The Navigation Bar is where editor actions connect to the host product’s backend. Action buttons (save, export, close) are wired to the Callbacks API. When a button is present in the bar and the corresponding callback is registered, clicking the button triggers that callback.

This is what makes Save mean something useful to a host application. The save button triggers onSave, which the integration implements to send the scene back to the product’s storage layer. The export button triggers onExport, which the integration implements to receive the rendered output. The close button triggers onClose, which the integration uses to dismiss the editor and return to the surrounding flow.

Custom onClick handlers can also be provided directly on individual components, which is the right pattern when a button needs behavior other than the default callback (for example, an export that should also kick off a tracking event).

Position and edit mode

The Navigation Bar can be positioned at the top or bottom of the editor via configuration. Top is the default and the standard layout for all Starter Kits.

Like the Dock and Inspector Bar, the Navigation Bar is edit-mode-aware.
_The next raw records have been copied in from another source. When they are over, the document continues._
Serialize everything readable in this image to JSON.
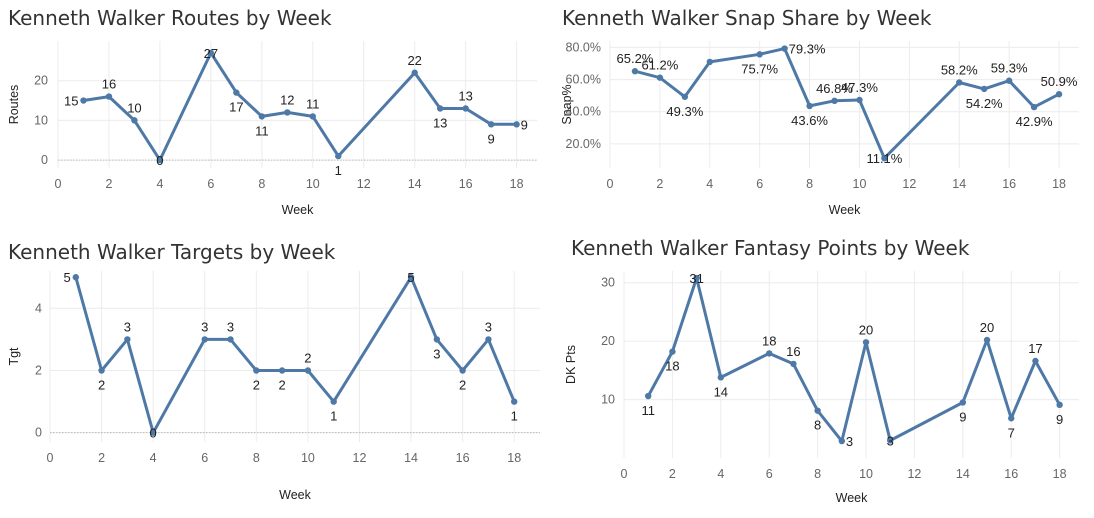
{
  "chart_data": [
    {
      "id": "routes",
      "type": "line",
      "title": "Kenneth Walker Routes by Week",
      "xlabel": "Week",
      "ylabel": "Routes",
      "xlim": [
        0,
        18.8
      ],
      "ylim": [
        -2,
        30
      ],
      "x_ticks": [
        "0",
        "2",
        "4",
        "6",
        "8",
        "10",
        "12",
        "14",
        "16",
        "18"
      ],
      "y_ticks": [
        "0",
        "10",
        "20"
      ],
      "y_tick_values": [
        0,
        10,
        20
      ],
      "zero_line": true,
      "x": [
        1,
        2,
        3,
        4,
        6,
        7,
        8,
        9,
        10,
        11,
        14,
        15,
        16,
        17,
        18
      ],
      "values": [
        15,
        16,
        10,
        0,
        27,
        17,
        11,
        12,
        11,
        1,
        22,
        13,
        13,
        9,
        9
      ],
      "data_labels": [
        "15",
        "16",
        "10",
        "0",
        "27",
        "17",
        "11",
        "12",
        "11",
        "1",
        "22",
        "13",
        "13",
        "9",
        "9"
      ],
      "label_pos": [
        "left",
        "above",
        "above",
        "center",
        "center",
        "below",
        "below",
        "above",
        "above",
        "below",
        "above",
        "below",
        "above",
        "below",
        "right"
      ],
      "color": "#4e79a7"
    },
    {
      "id": "snap",
      "type": "line",
      "title": "Kenneth Walker Snap Share by Week",
      "xlabel": "Week",
      "ylabel": "Snap%",
      "xlim": [
        0,
        18.8
      ],
      "ylim": [
        0.05,
        0.84
      ],
      "x_ticks": [
        "0",
        "2",
        "4",
        "6",
        "8",
        "10",
        "12",
        "14",
        "16",
        "18"
      ],
      "y_ticks": [
        "20.0%",
        "40.0%",
        "60.0%",
        "80.0%"
      ],
      "y_tick_values": [
        0.2,
        0.4,
        0.6,
        0.8
      ],
      "zero_line": false,
      "x": [
        1,
        2,
        3,
        4,
        6,
        7,
        8,
        9,
        10,
        11,
        14,
        15,
        16,
        17,
        18
      ],
      "values": [
        0.652,
        0.612,
        0.493,
        0.71,
        0.757,
        0.793,
        0.436,
        0.468,
        0.473,
        0.111,
        0.582,
        0.542,
        0.593,
        0.429,
        0.509
      ],
      "data_labels": [
        "65.2%",
        "61.2%",
        "49.3%",
        "",
        "75.7%",
        "79.3%",
        "43.6%",
        "46.8%",
        "47.3%",
        "11.1%",
        "58.2%",
        "54.2%",
        "59.3%",
        "42.9%",
        "50.9%"
      ],
      "label_pos": [
        "above",
        "above",
        "below",
        "none",
        "below",
        "right",
        "below",
        "above",
        "above",
        "center",
        "above",
        "below",
        "above",
        "below",
        "above"
      ],
      "color": "#4e79a7"
    },
    {
      "id": "targets",
      "type": "line",
      "title": "Kenneth Walker Targets by Week",
      "xlabel": "Week",
      "ylabel": "Tgt",
      "xlim": [
        0,
        19
      ],
      "ylim": [
        -0.3,
        5.2
      ],
      "x_ticks": [
        "0",
        "2",
        "4",
        "6",
        "8",
        "10",
        "12",
        "14",
        "16",
        "18"
      ],
      "y_ticks": [
        "0",
        "2",
        "4"
      ],
      "y_tick_values": [
        0,
        2,
        4
      ],
      "zero_line": true,
      "x": [
        1,
        2,
        3,
        4,
        6,
        7,
        8,
        9,
        10,
        11,
        14,
        15,
        16,
        17,
        18
      ],
      "values": [
        5,
        2,
        3,
        0,
        3,
        3,
        2,
        2,
        2,
        1,
        5,
        3,
        2,
        3,
        1
      ],
      "data_labels": [
        "5",
        "2",
        "3",
        "0",
        "3",
        "3",
        "2",
        "2",
        "2",
        "1",
        "5",
        "3",
        "2",
        "3",
        "1"
      ],
      "label_pos": [
        "left",
        "below",
        "above",
        "center",
        "above",
        "above",
        "below",
        "below",
        "above",
        "below",
        "center",
        "below",
        "below",
        "above",
        "below"
      ],
      "color": "#4e79a7"
    },
    {
      "id": "fantasy",
      "type": "line",
      "title": "Kenneth Walker Fantasy Points by Week",
      "xlabel": "Week",
      "ylabel": "DK Pts",
      "xlim": [
        0,
        18.8
      ],
      "ylim": [
        0,
        32
      ],
      "x_ticks": [
        "0",
        "2",
        "4",
        "6",
        "8",
        "10",
        "12",
        "14",
        "16",
        "18"
      ],
      "y_ticks": [
        "10",
        "20",
        "30"
      ],
      "y_tick_values": [
        10,
        20,
        30
      ],
      "zero_line": false,
      "x": [
        1,
        2,
        3,
        4,
        6,
        7,
        8,
        9,
        10,
        11,
        14,
        15,
        16,
        17,
        18
      ],
      "values": [
        10.6,
        18.2,
        30.8,
        13.8,
        17.9,
        16.1,
        8.1,
        2.9,
        19.8,
        3.0,
        9.5,
        20.2,
        6.8,
        16.6,
        9.1
      ],
      "data_labels": [
        "11",
        "18",
        "31",
        "14",
        "18",
        "16",
        "8",
        "3",
        "20",
        "3",
        "9",
        "20",
        "7",
        "17",
        "9"
      ],
      "label_pos": [
        "below",
        "below",
        "center",
        "below",
        "above",
        "above",
        "below",
        "right",
        "above",
        "center",
        "below",
        "above",
        "below",
        "above",
        "below"
      ],
      "color": "#4e79a7"
    }
  ]
}
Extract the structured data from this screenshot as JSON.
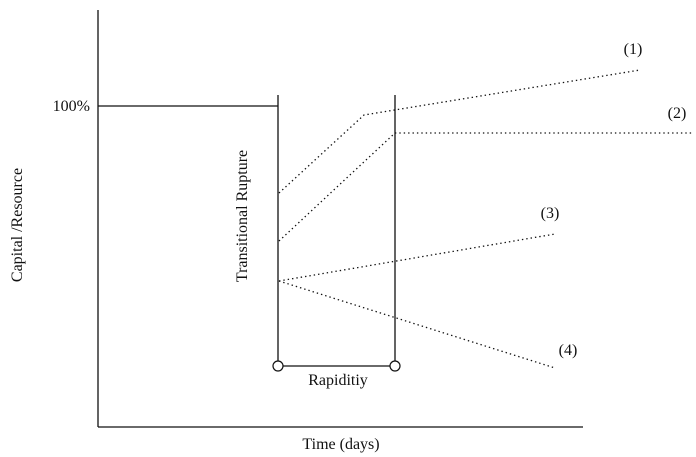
{
  "axes": {
    "y_label": "Capital /Resource",
    "x_label": "Time (days)",
    "level_label": "100%"
  },
  "annotations": {
    "rupture_label": "Transitional Rupture",
    "rapidity_label": "Rapiditiy"
  },
  "scenarios": [
    {
      "label": "(1)"
    },
    {
      "label": "(2)"
    },
    {
      "label": "(3)"
    },
    {
      "label": "(4)"
    }
  ]
}
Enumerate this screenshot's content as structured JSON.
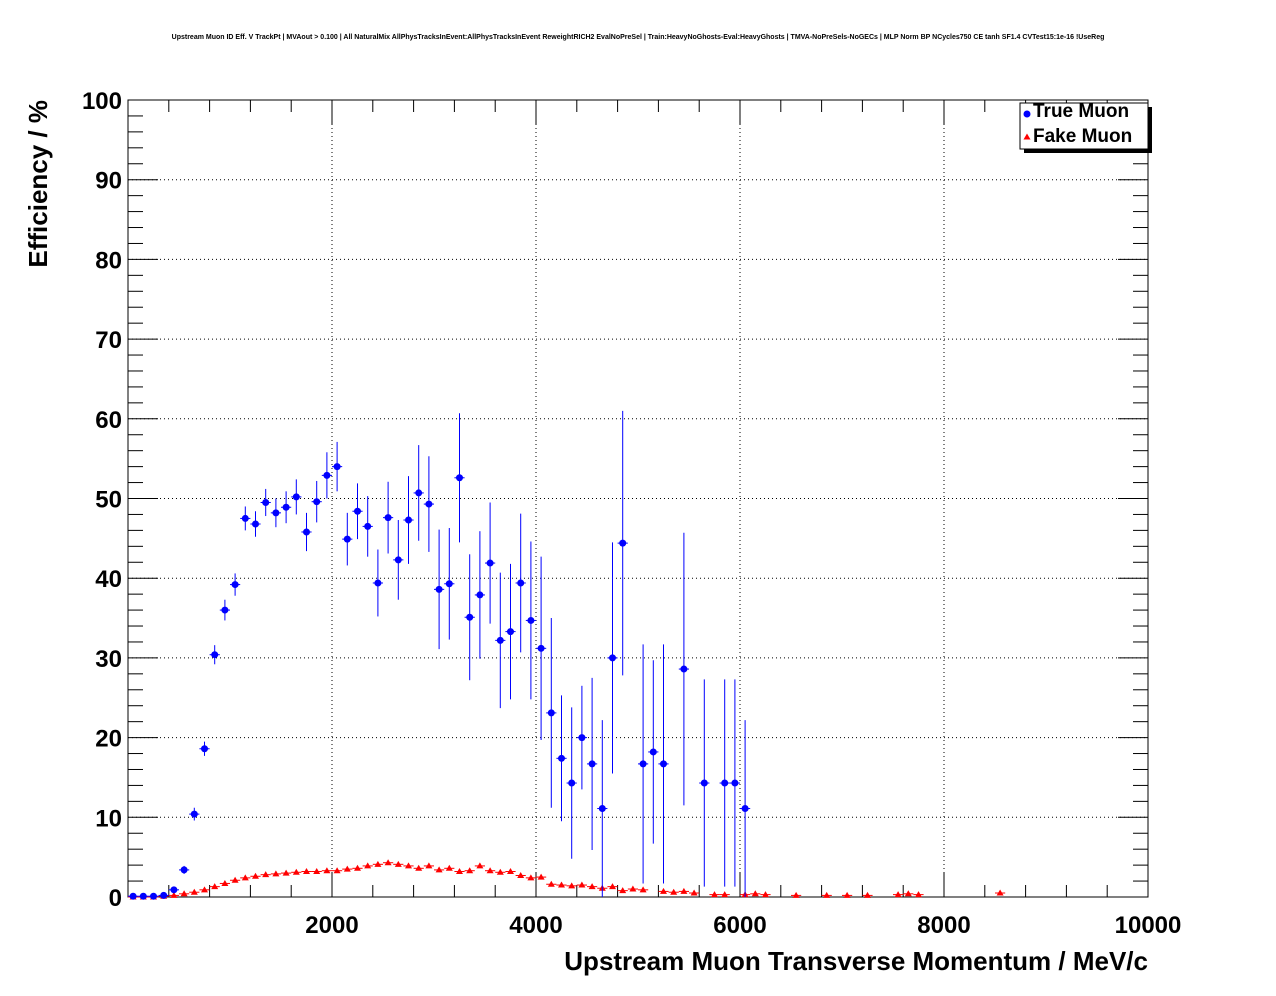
{
  "chart_data": {
    "type": "scatter",
    "title": "Upstream Muon ID Eff. V TrackPt | MVAout > 0.100 | All NaturalMix AllPhysTracksInEvent:AllPhysTracksInEvent ReweightRICH2 EvalNoPreSel | Train:HeavyNoGhosts-Eval:HeavyGhosts | TMVA-NoPreSels-NoGECs | MLP Norm BP NCycles750 CE tanh SF1.4 CVTest15:1e-16 !UseReg",
    "xlabel": "Upstream Muon Transverse Momentum / MeV/c",
    "ylabel": "Efficiency / %",
    "xlim": [
      0,
      10000
    ],
    "ylim": [
      0,
      100
    ],
    "x_ticks": [
      "2000",
      "4000",
      "6000",
      "8000",
      "10000"
    ],
    "y_ticks": [
      "0",
      "10",
      "20",
      "30",
      "40",
      "50",
      "60",
      "70",
      "80",
      "90",
      "100"
    ],
    "grid": true,
    "legend_position": "top-right",
    "series": [
      {
        "name": "True Muon",
        "color": "#0000ff",
        "marker": "circle",
        "points": [
          {
            "x": 50,
            "y": 0.1,
            "err": 0.1
          },
          {
            "x": 150,
            "y": 0.1,
            "err": 0.1
          },
          {
            "x": 250,
            "y": 0.1,
            "err": 0.1
          },
          {
            "x": 350,
            "y": 0.2,
            "err": 0.2
          },
          {
            "x": 450,
            "y": 0.9,
            "err": 0.3
          },
          {
            "x": 550,
            "y": 3.4,
            "err": 0.5
          },
          {
            "x": 650,
            "y": 10.4,
            "err": 0.8
          },
          {
            "x": 750,
            "y": 18.6,
            "err": 0.9
          },
          {
            "x": 850,
            "y": 30.4,
            "err": 1.2
          },
          {
            "x": 950,
            "y": 36.0,
            "err": 1.3
          },
          {
            "x": 1050,
            "y": 39.2,
            "err": 1.4
          },
          {
            "x": 1150,
            "y": 47.5,
            "err": 1.5
          },
          {
            "x": 1250,
            "y": 46.8,
            "err": 1.6
          },
          {
            "x": 1350,
            "y": 49.5,
            "err": 1.7
          },
          {
            "x": 1450,
            "y": 48.2,
            "err": 1.8
          },
          {
            "x": 1550,
            "y": 48.9,
            "err": 2.0
          },
          {
            "x": 1650,
            "y": 50.2,
            "err": 2.2
          },
          {
            "x": 1750,
            "y": 45.8,
            "err": 2.4
          },
          {
            "x": 1850,
            "y": 49.6,
            "err": 2.6
          },
          {
            "x": 1950,
            "y": 52.9,
            "err": 2.9
          },
          {
            "x": 2050,
            "y": 54.0,
            "err": 3.1
          },
          {
            "x": 2150,
            "y": 44.9,
            "err": 3.3
          },
          {
            "x": 2250,
            "y": 48.4,
            "err": 3.5
          },
          {
            "x": 2350,
            "y": 46.5,
            "err": 3.8
          },
          {
            "x": 2450,
            "y": 39.4,
            "err": 4.2
          },
          {
            "x": 2550,
            "y": 47.6,
            "err": 4.5
          },
          {
            "x": 2650,
            "y": 42.3,
            "err": 5.0
          },
          {
            "x": 2750,
            "y": 47.3,
            "err": 5.5
          },
          {
            "x": 2850,
            "y": 50.7,
            "err": 6.0
          },
          {
            "x": 2950,
            "y": 49.3,
            "err": 6.0
          },
          {
            "x": 3050,
            "y": 38.6,
            "err": 7.5
          },
          {
            "x": 3150,
            "y": 39.3,
            "err": 7.0
          },
          {
            "x": 3250,
            "y": 52.6,
            "err": 8.1
          },
          {
            "x": 3350,
            "y": 35.1,
            "err": 7.9
          },
          {
            "x": 3450,
            "y": 37.9,
            "err": 8.0
          },
          {
            "x": 3550,
            "y": 41.9,
            "err": 7.6
          },
          {
            "x": 3650,
            "y": 32.2,
            "err": 8.5
          },
          {
            "x": 3750,
            "y": 33.3,
            "err": 8.5
          },
          {
            "x": 3850,
            "y": 39.4,
            "err": 8.7
          },
          {
            "x": 3950,
            "y": 34.7,
            "err": 9.9
          },
          {
            "x": 4050,
            "y": 31.2,
            "err": 11.5
          },
          {
            "x": 4150,
            "y": 23.1,
            "err": 11.9
          },
          {
            "x": 4250,
            "y": 17.4,
            "err": 7.9
          },
          {
            "x": 4350,
            "y": 14.3,
            "err": 9.5
          },
          {
            "x": 4450,
            "y": 20.0,
            "err": 6.5
          },
          {
            "x": 4550,
            "y": 16.7,
            "err": 10.8
          },
          {
            "x": 4650,
            "y": 11.1,
            "err": 11.1
          },
          {
            "x": 4750,
            "y": 30.0,
            "err": 14.5
          },
          {
            "x": 4850,
            "y": 44.4,
            "err": 16.6
          },
          {
            "x": 5050,
            "y": 16.7,
            "err": 15.0
          },
          {
            "x": 5150,
            "y": 18.2,
            "err": 11.5
          },
          {
            "x": 5250,
            "y": 16.7,
            "err": 15.0
          },
          {
            "x": 5450,
            "y": 28.6,
            "err": 17.1
          },
          {
            "x": 5650,
            "y": 14.3,
            "err": 13.0
          },
          {
            "x": 5850,
            "y": 14.3,
            "err": 13.0
          },
          {
            "x": 5950,
            "y": 14.3,
            "err": 13.0
          },
          {
            "x": 6050,
            "y": 11.1,
            "err": 11.1
          }
        ]
      },
      {
        "name": "Fake Muon",
        "color": "#ff0000",
        "marker": "triangle",
        "points": [
          {
            "x": 50,
            "y": 0.0
          },
          {
            "x": 150,
            "y": 0.0
          },
          {
            "x": 250,
            "y": 0.0
          },
          {
            "x": 350,
            "y": 0.1
          },
          {
            "x": 450,
            "y": 0.2
          },
          {
            "x": 550,
            "y": 0.4
          },
          {
            "x": 650,
            "y": 0.6
          },
          {
            "x": 750,
            "y": 0.9
          },
          {
            "x": 850,
            "y": 1.3
          },
          {
            "x": 950,
            "y": 1.7
          },
          {
            "x": 1050,
            "y": 2.1
          },
          {
            "x": 1150,
            "y": 2.4
          },
          {
            "x": 1250,
            "y": 2.6
          },
          {
            "x": 1350,
            "y": 2.8
          },
          {
            "x": 1450,
            "y": 2.9
          },
          {
            "x": 1550,
            "y": 3.0
          },
          {
            "x": 1650,
            "y": 3.1
          },
          {
            "x": 1750,
            "y": 3.2
          },
          {
            "x": 1850,
            "y": 3.2
          },
          {
            "x": 1950,
            "y": 3.3
          },
          {
            "x": 2050,
            "y": 3.3
          },
          {
            "x": 2150,
            "y": 3.5
          },
          {
            "x": 2250,
            "y": 3.6
          },
          {
            "x": 2350,
            "y": 3.9
          },
          {
            "x": 2450,
            "y": 4.1
          },
          {
            "x": 2550,
            "y": 4.3
          },
          {
            "x": 2650,
            "y": 4.1
          },
          {
            "x": 2750,
            "y": 3.9
          },
          {
            "x": 2850,
            "y": 3.6
          },
          {
            "x": 2950,
            "y": 3.9
          },
          {
            "x": 3050,
            "y": 3.4
          },
          {
            "x": 3150,
            "y": 3.6
          },
          {
            "x": 3250,
            "y": 3.2
          },
          {
            "x": 3350,
            "y": 3.3
          },
          {
            "x": 3450,
            "y": 3.9
          },
          {
            "x": 3550,
            "y": 3.3
          },
          {
            "x": 3650,
            "y": 3.1
          },
          {
            "x": 3750,
            "y": 3.2
          },
          {
            "x": 3850,
            "y": 2.7
          },
          {
            "x": 3950,
            "y": 2.4
          },
          {
            "x": 4050,
            "y": 2.5
          },
          {
            "x": 4150,
            "y": 1.6
          },
          {
            "x": 4250,
            "y": 1.5
          },
          {
            "x": 4350,
            "y": 1.4
          },
          {
            "x": 4450,
            "y": 1.5
          },
          {
            "x": 4550,
            "y": 1.3
          },
          {
            "x": 4650,
            "y": 1.1
          },
          {
            "x": 4750,
            "y": 1.3
          },
          {
            "x": 4850,
            "y": 0.8
          },
          {
            "x": 4950,
            "y": 1.0
          },
          {
            "x": 5050,
            "y": 0.9
          },
          {
            "x": 5250,
            "y": 0.7
          },
          {
            "x": 5350,
            "y": 0.6
          },
          {
            "x": 5450,
            "y": 0.7
          },
          {
            "x": 5550,
            "y": 0.5
          },
          {
            "x": 5750,
            "y": 0.3
          },
          {
            "x": 5850,
            "y": 0.3
          },
          {
            "x": 6050,
            "y": 0.3
          },
          {
            "x": 6150,
            "y": 0.4
          },
          {
            "x": 6250,
            "y": 0.3
          },
          {
            "x": 6550,
            "y": 0.2
          },
          {
            "x": 6850,
            "y": 0.2
          },
          {
            "x": 7050,
            "y": 0.2
          },
          {
            "x": 7250,
            "y": 0.2
          },
          {
            "x": 7550,
            "y": 0.3
          },
          {
            "x": 7650,
            "y": 0.4
          },
          {
            "x": 7750,
            "y": 0.3
          },
          {
            "x": 8550,
            "y": 0.5
          }
        ]
      }
    ]
  }
}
Its contents can be configured differently per mode (Transform, Text, Crop, Trim, or custom) using the orderContext parameter. In practice, most integrations keep the Navigation Bar consistent across modes, but the option is there.

Customization

The Navigation Bar Order API provides six methods for getting, setting, updating, removing, and inserting components, all accepting an optional orderContext. Custom components can be registered and inserted alongside built-in ones. Integrations often trim the default set to match their context. A Photo Editor integration might drop the back button and scene title in favor of a simpler close-and-export strip.

The Navigation Bar is also partially configurable via the UI configuration object at initialization. The show and position properties control visibility and placement without needing the Order API at all.

See canvas-bar for the canvas-level toolbar that complements the Navigation Bar (for canvas-management actions rather than global ones), and inspector-bar for the block-specific surface that completes the editor’s three-bar layout.